Livres hebdo, 4 mars 2005, par Jean-Maurice de Montremy
L’adieu chinois de Richard Dembo
Convertir l’empereur de Chine par l’apprentissage de la perspective. Ce fut, au XVIIIe siècle, le pari du jésuite Castiglione. C’est un subtil et mélancolique roman de Richard Dembo. Le dernier, malheureusement.
Mort le 11 novembre 2004, à 56 ans, Richard Dembo avait fait l’essentiel de sa carrière au cinéma. D’abord assistant de plusieurs réalisateurs, dont André Techiné, cofondateur de la Quinzaine des réalisateurs au Festival de Cannes, il était lui-même passé à la réalisation avec La Diagonale du fou (1984, scénario chez Verdier, 1992), qui reçut le prix Louis Delluc et l’oscar du meilleur film étranger. Il lui fallut dix ans pour signer son second film, L’Instinct de l’ange (1993, scénario chez Verdier 1992). Il s’attacha ensuite à plusieurs projets. La trilogie « L’Homme sans Dieu », dont La Diagonale était le premier volet, devait être suivie d’une seconde trilogie, « L’Homme avec Dieu », car Richard Dembo juif croyant entendait construire son œuvre dans la fidélité à la Tora. Il se défiait ainsi de la représentation de l’Homme en trois dimensions, susceptible de faire naître l’idolâtrie.
C’est ce même souci que l’on retrouve dans le merveilleux roman posthume, Le jardin vu du Ciel, qui fait découvrir en Dembo un écrivain de grande qualité. L’action se déroule en Chine, au XVIIIe siècle, dans le milieu très policé, très codé et très subtil des peintres de la cour impériale. Dembo s’y attache plus particulièrement au jésuite Castiglione (1688-1766), devenu non sans peine un calligraphe honorable mais surtout l’un des artistes estimés de l’empereur au grand dam des peintres traditionnels.
Pour convertir l’empereur, les jésuites, on le sait, usèrent essentiellement de leur maîtrise scientifique, étant eux-mêmes convaincus de la nature profondément rationnelle du Dieu unique. Castiglione, pour sa part, s’attache à la perspective, expression par excellence de l’humanisme chrétien, respectant les principes de la Genèse : le monde matériel et animal a été remis à l’homme par Dieu, afin que l’homme puisse le nommer et l’ordonner à sa mesure.
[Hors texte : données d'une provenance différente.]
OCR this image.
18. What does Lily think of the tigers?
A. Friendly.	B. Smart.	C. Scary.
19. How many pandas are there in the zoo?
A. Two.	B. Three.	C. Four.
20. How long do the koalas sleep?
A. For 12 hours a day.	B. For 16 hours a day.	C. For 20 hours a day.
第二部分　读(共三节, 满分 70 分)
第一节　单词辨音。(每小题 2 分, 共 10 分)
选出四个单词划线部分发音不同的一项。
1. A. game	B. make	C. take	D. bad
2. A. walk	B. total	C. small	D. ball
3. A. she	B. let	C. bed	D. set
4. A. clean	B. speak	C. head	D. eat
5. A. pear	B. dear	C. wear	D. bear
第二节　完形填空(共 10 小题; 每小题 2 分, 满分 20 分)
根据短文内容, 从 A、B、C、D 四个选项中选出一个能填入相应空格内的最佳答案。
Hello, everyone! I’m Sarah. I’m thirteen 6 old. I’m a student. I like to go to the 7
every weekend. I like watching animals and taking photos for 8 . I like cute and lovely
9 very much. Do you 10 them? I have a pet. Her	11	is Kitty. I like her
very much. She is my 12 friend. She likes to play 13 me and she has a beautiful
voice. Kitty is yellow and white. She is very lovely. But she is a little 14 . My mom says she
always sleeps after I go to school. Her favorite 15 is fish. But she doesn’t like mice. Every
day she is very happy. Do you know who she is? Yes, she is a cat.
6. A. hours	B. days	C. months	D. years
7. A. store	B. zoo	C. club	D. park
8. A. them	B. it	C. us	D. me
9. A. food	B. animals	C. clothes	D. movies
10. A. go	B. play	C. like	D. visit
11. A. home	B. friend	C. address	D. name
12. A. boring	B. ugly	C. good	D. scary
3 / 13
Introduire la perspective dans la peinture, c’est donc changer radicalement le point de vue impérial.
En scènes sobres et denses, comme autant de rouleaux ou de tablettes, Richard Dembo fait revivre les rituels de la peinture chinoise, où tout est signifiant, de la préparation de l’encre et des pinceaux jusqu’aux scènes, aux traits et aux touches. Il s’attache aussi à l’intense travail de réflexion qui jette – entre Occident et Orient – Castiglione et les jésuites dans la réalisation du « jardin vu du ciel », le Yuan ming yuan, jardin de la Perfection et de la Clarté. Ce chef d’œuvre fut, on le sait, ravagé par le corps expéditionnaire franco-anglais en 1860, lors du sac du palais d’Été.
La conception du jardin répond à l’étonnante enquête qui marque le début du récit. Les jésuites recherchent, en effet, l’un des derniers scribes juifs chinois de la petite communauté de Kaifeng, issue des très anciens contacts établis par la route de la soie. Ils veulent savoir quel idéogramme, dans la Tora juive chinoise, exprime le nom imprononçable de Dieu. Le jardin sera l’ultime réponse.
La peinture et les plantes, la politique et la religion, la représentation ou la non-représentation. Ces thèmes étaient chers à Richard Dembo que toutes les Écritures fascinaient. Dans la lignée de Segalen, il donne un récit très documenté, mais transcendé, où transparaît la mélancolie du vieux jésuite Castiglione parvenu au bout de sa vie et des raffinements de la culture. Sans pour autant avoir fait triompher la perspective.